Der Blaubeurer Maschinenbauer Centrotherm ist zahlungsunfähig. Durch einen weiteren Personalabbau und eine radikale Senkung der Kosten will das Unternehmen die Rettung in letzter Minute doch noch schaffen.

Politik/Baden-Württemberg: Rüdiger Bäßler (rub)

Blaubeuren - Schon seit Monaten ist bekannt, dass der Maschinenbauer Centrotherm in Blaubeuren (Alb-Donau-Kreis) ums Überleben kämpft. Am Mittwoch hat das Unternehmen mit aktuell rund 1400 Mitarbeitern beim Amtsgericht Ulm Insolvenz angemeldet. Als Grund wird der seit Monaten andauernde konjunkturelle Einbruch der Solarindustrie genannt. Im Vorjahr war ein Umsatz von rund 700 Millionen Euro erzielt worden. Centrotherm hat als erster auf die Solarindustrie spezialisierter Maschinenbauer Insolvenz angemeldet.

 

Wie das börsennotierte Unternehmen in einer Ad-hoc-Mitteilung schreibt, ist beim Amtsgericht ein sogenanntes Schutzschirmverfahren beantragt worden. Sollte der Antrag bewilligt werden, wäre Centrotherm für die Dauer von drei Monaten vor Vollstreckungen und Zwangsmaßnahmen der Gläubiger weitgehend geschützt. Während dieser Zeit will sich der Maschinenbauer, der Solarunternehmen mit Produktionsanlagen zur Herstellung von Silizium, kristallinen Solarzellen und Solarmodulen beliefert, aus eigener Kraft sanieren. Am Mittwoch ist der Sanierungsexperte Tobias Hoefer in den Vorstand berufen worden. Hoefer hatte beispielsweise den Automobilzulieferer Robert Sihn oder den Felgenhersteller ATS saniert. „Da wir weiterhin zahlungsfähig sind, können wir sowohl Kundenaufträge planmäßig abarbeiten wie auch unsere Lieferanten bezahlen“, sagte der Vorstandssprecher Robert Hartung. Allerdings dürften Verbindlichkeiten, die vor der Antragstellung für einen Schutzschirm begründet wurden, nicht beglichen werden. Den Großteil seines Geschäfts macht Centrotherm im asiatischen Raum.

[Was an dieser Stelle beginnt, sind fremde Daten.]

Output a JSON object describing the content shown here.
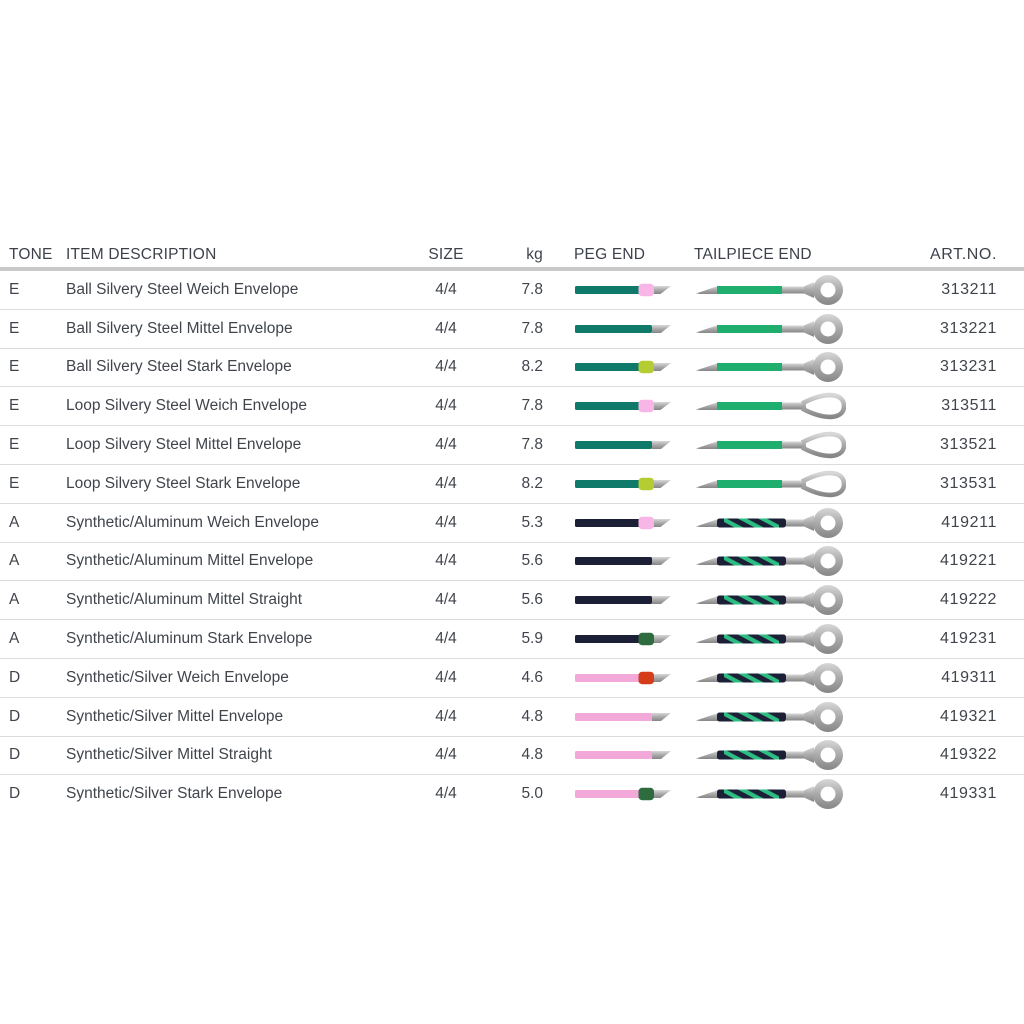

Wie hoch die aktuellen Schulden sind, teilt das Unternehmen nicht mit. Vor rund einem Monat wurde bekannt, dass Kreditversicherer Warenlieferungen an Centrotherm nicht mehr weiter versichern wollten. Zum Beginn des Jahres kündigte der Vorstand einen harten Sparkurs an. Seither wurden 400 Arbeitsplätze abgebaut, am Stammwerk in Blaubeuren wurden 300 Kündigungen ausgesprochen. Die IG Metall kritisierte den Maschinenbauer hart, weil die von Mitarbeitern angestrebte Gründung eines Betriebsrates gezielt verhindert werde. „Es herrscht eine lähmende Angst unter den Beschäftigten von Centrotherm. Es wird auf Kollegen verwiesen, die in der Vergangenheit angeblich vom Management aus dem Betrieb entfernt wurden, weil sie sich offen für eine Betriebsratswahl ausgesprochen haben“, sagte der Erste Bevollmächtigte der IG Metall Ulm, Reinhold Riebel.

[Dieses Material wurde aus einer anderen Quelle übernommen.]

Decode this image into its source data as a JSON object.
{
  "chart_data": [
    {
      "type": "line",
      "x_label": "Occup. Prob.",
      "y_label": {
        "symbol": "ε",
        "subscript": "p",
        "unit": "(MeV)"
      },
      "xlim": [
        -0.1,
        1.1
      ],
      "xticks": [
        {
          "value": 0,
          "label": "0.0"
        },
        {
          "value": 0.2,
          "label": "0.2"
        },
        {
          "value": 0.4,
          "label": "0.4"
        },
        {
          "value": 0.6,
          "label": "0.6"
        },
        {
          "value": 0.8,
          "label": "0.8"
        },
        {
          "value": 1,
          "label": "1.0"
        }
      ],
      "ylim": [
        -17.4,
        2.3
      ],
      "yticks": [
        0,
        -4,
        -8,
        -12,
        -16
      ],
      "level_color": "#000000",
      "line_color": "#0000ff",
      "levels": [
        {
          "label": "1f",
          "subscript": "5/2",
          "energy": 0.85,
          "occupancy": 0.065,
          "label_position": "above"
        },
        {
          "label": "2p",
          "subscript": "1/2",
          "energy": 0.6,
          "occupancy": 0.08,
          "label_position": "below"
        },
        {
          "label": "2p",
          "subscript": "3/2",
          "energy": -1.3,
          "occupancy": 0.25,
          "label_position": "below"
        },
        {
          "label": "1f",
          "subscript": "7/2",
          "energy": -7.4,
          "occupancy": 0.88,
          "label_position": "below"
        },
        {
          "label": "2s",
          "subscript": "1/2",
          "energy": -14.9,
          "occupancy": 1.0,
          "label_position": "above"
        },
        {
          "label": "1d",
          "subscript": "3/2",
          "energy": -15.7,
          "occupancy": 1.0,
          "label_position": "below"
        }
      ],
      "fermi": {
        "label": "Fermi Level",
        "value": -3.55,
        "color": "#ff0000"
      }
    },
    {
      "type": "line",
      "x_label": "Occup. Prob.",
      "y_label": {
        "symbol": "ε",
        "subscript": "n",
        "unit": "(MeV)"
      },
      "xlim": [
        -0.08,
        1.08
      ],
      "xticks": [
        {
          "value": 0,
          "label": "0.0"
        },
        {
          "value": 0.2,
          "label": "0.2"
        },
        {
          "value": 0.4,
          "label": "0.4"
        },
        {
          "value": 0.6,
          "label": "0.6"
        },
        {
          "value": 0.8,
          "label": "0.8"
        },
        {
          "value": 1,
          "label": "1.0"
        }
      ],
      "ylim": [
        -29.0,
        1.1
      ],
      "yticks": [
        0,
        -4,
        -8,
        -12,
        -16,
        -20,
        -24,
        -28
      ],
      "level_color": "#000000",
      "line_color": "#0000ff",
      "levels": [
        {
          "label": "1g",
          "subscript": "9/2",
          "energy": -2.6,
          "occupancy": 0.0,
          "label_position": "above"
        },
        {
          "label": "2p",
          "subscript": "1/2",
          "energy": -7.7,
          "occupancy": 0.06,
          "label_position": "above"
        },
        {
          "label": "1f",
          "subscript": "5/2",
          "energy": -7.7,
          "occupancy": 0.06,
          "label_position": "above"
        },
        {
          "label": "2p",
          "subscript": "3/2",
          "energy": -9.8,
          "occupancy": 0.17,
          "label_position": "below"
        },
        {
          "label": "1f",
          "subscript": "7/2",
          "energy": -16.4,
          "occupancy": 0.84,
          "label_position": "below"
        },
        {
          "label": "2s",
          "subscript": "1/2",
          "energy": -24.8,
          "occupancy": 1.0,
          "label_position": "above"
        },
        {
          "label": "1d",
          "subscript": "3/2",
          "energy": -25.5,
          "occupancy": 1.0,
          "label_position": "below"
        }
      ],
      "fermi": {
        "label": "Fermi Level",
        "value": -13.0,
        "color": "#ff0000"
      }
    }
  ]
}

Die Gewerkschaft bemängelte in diesem Zusammenhang, dass Robert Hartung und dessen Vater, die über die Blaubeurer TCH GmbH 50 Prozent der Aktien an Centrotherm hielten, hinter der „aggressiven Ablehnung einer Betriebsratswahl“ stünden. Der Umgang mit den Beschäftigten lasse Respekt vermissen. Die Belegschaft ist laut einer Unternehmenssprecherin bei einer Versammlung am Mittwochmorgen über die Insolvenz informiert worden. Den Mitarbeitern seien weitere Stellenstreichungen angekündigt worden. Das Ziel sei aber, möglichst viele Arbeitsplätze zu erhalten. Wie die Rettung des Maschinenbauers aussehen soll, ist ebenfalls unklar. Eine Investorenlösung ist laut der Sprecherin zumindest nicht ausgeschlossen. „Es gibt einige denkbare Lösungen. Aber da können wir jetzt nichts dazu sagen.“

Die Landesbank Baden-Württemberg hat Hoffnung, dass die angestrebte Sanierung in Eigenregie gelingt. Der LBBW-Analyst Erkan Aycicek schreibt in einer Studie vom Mittwoch, er gehe davon aus, dass das Management versuchen werde, Aufträge aus Algerien und Katar nachzuverhandeln. Zudem werde Centrotherm wohl versuchen, den Druck auf die Banken zu erhöhen, um eine Einigung über eine neue Finanzierung zu erreichen.

Der Kurs des Blaubeurer Unternehmens stürzte am Mittwochmorgen auf ein Rekordtief von 42 Cent pro Aktie. Zu Spitzenzeiten wurde das Papier mit mehr als 60 Euro gehandelt.